Practical Advantages of Post-thinking: Placing the label before the rationale in generation allows rapid retrieval of predictions during inference without waiting for the full reasoning chain, balancing efficiency and explainability.

Limitations & Future Work¶

Limitations of Cascaded Architecture: The main experiments use an ASR \(\rightarrow\) LM cascaded pipeline that only leverages semantic features. Acoustic features such as intonation and prosody are neglected, which might lead to a loss of sentiment-relevant signals.
High Complexity of Hybrid ASR: The wav2vec 2.0 hybrid ASR system utilized requires a multi-step GMM-HMM \(\rightarrow\) DNN-HMM pipeline, which is difficult for non-experts to replicate.
Inherent Gap in End-to-End Model Performance: The end-to-end Qwen2-Audio approach achieves a macro-F1 of only ~0.578, lagging significantly behind the cascaded pipeline's ~0.678. End-to-end multimodal reasoning still has substantial room for improvement.
Dataset Imbalance: Positive samples account for only ~20%, causing the positive class F1 score to perform the poorest across all models.
Single Data Source: All samples originate from the single VietMed dataset, limiting scenario diversity; translation-generated multilingual versions may introduce translation bias.

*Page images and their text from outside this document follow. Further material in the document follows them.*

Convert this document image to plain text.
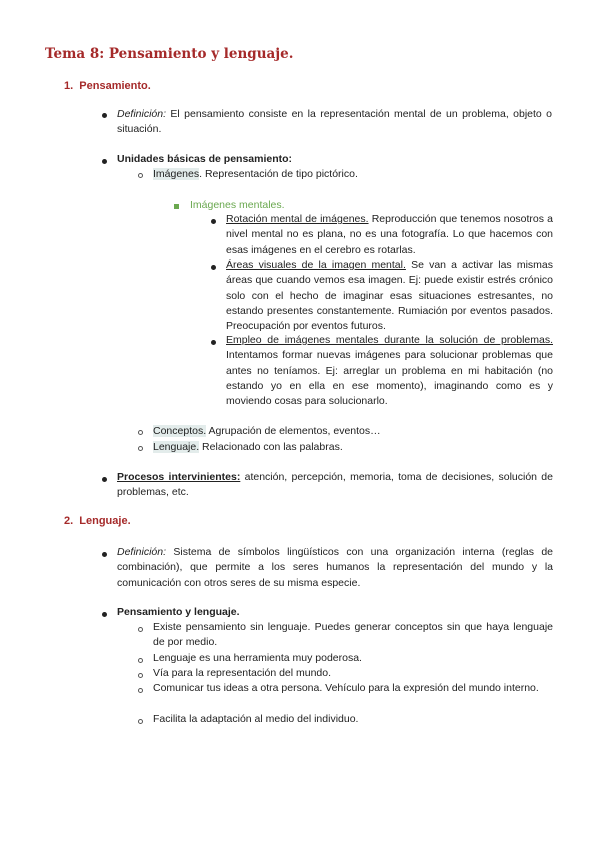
Tema 8: Pensamiento y lenguaje.
1.  Pensamiento.
Definición: El pensamiento consiste en la representación mental de un problema, objeto o situación.
Unidades básicas de pensamiento:
Imágenes. Representación de tipo pictórico.
Imágenes mentales.
Rotación mental de imágenes. Reproducción que tenemos nosotros a nivel mental no es plana, no es una fotografía. Lo que hacemos con esas imágenes en el cerebro es rotarlas.
Áreas visuales de la imagen mental. Se van a activar las mismas áreas que cuando vemos esa imagen. Ej: puede existir estrés crónico solo con el hecho de imaginar esas situaciones estresantes, no estando presentes constantemente. Rumiación por eventos pasados. Preocupación por eventos futuros.
Empleo de imágenes mentales durante la solución de problemas. Intentamos formar nuevas imágenes para solucionar problemas que antes no teníamos. Ej: arreglar un problema en mi habitación (no estando yo en ella en ese momento), imaginando como es y moviendo cosas para solucionarlo.
Conceptos. Agrupación de elementos, eventos…
Lenguaje. Relacionado con las palabras.
Procesos intervinientes: atención, percepción, memoria, toma de decisiones, solución de problemas, etc.
2.  Lenguaje.
Definición: Sistema de símbolos lingüísticos con una organización interna (reglas de combinación), que permite a los seres humanos la representación del mundo y la comunicación con otros seres de su misma especie.
Pensamiento y lenguaje.
Existe pensamiento sin lenguaje. Puedes generar conceptos sin que haya lenguaje de por medio.
Lenguaje es una herramienta muy poderosa.
Vía para la representación del mundo.
Comunicar tus ideas a otra persona. Vehículo para la expresión del mundo interno.
Facilita la adaptación al medio del individuo.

CoT Distillation: This work directly benefits from the findings of Distilling Step-by-Step (Hsieh 2023) and Post-thinking (Chen 2024), which show that rationale enrichment improves the performance of smaller models. Crucially, this study employs human-annotated rationales instead of LLM-generated CoTs, verifying that human rationales are equally effective.
Aspect-Based Sentiment Analysis: The multi-step design of "identifying medical entities \(\rightarrow\) tracking progression \(\rightarrow\) determining sentiment" in the CoT rationale format is inspired by aspect-based sentiment instruction-tuning (Varia 2022).
Healthcare NLP Sentiment Analysis: Earlier medical sentiment analysis mostly focused on text-only modalities like forums or patient reviews (Ali 2013, Biyani 2013). This work extends it to multimodal (audio + text) real-world conversations.
Insights: Rationale-augmented training represents a low-cost strategy to enhance interpretability, which can be extended to other clinical AI tasks requiring transparency, such as medical QA and diagnostic assistance.

Rating¶

Novelty: ⭐⭐⭐ — Defining sentiment reasoning as a new task is meaningful, but it is essentially a direct application of multi-task learning and CoT distillation, offering limited methodological innovation.
Experimental Thoroughness: ⭐⭐⭐⭐ — The experiments comprehensively cover three model architectures, various rationale formats, manual/ASR transcriptions, and end-to-end models. However, evaluations against larger LLMs (such as LLaMA or GPT series) are lacking.
Writing Quality: ⭐⭐⭐⭐ — The paper is well-structured, the task definition is formally rigorous, and the details of the data construction workflow are exhaustively documented.
Value: ⭐⭐⭐⭐ — The dataset contribution is notable (the largest multimodal, multilingual medical sentiment dataset to date), and the task definition holds valuable reference value for explainability in healthcare AI.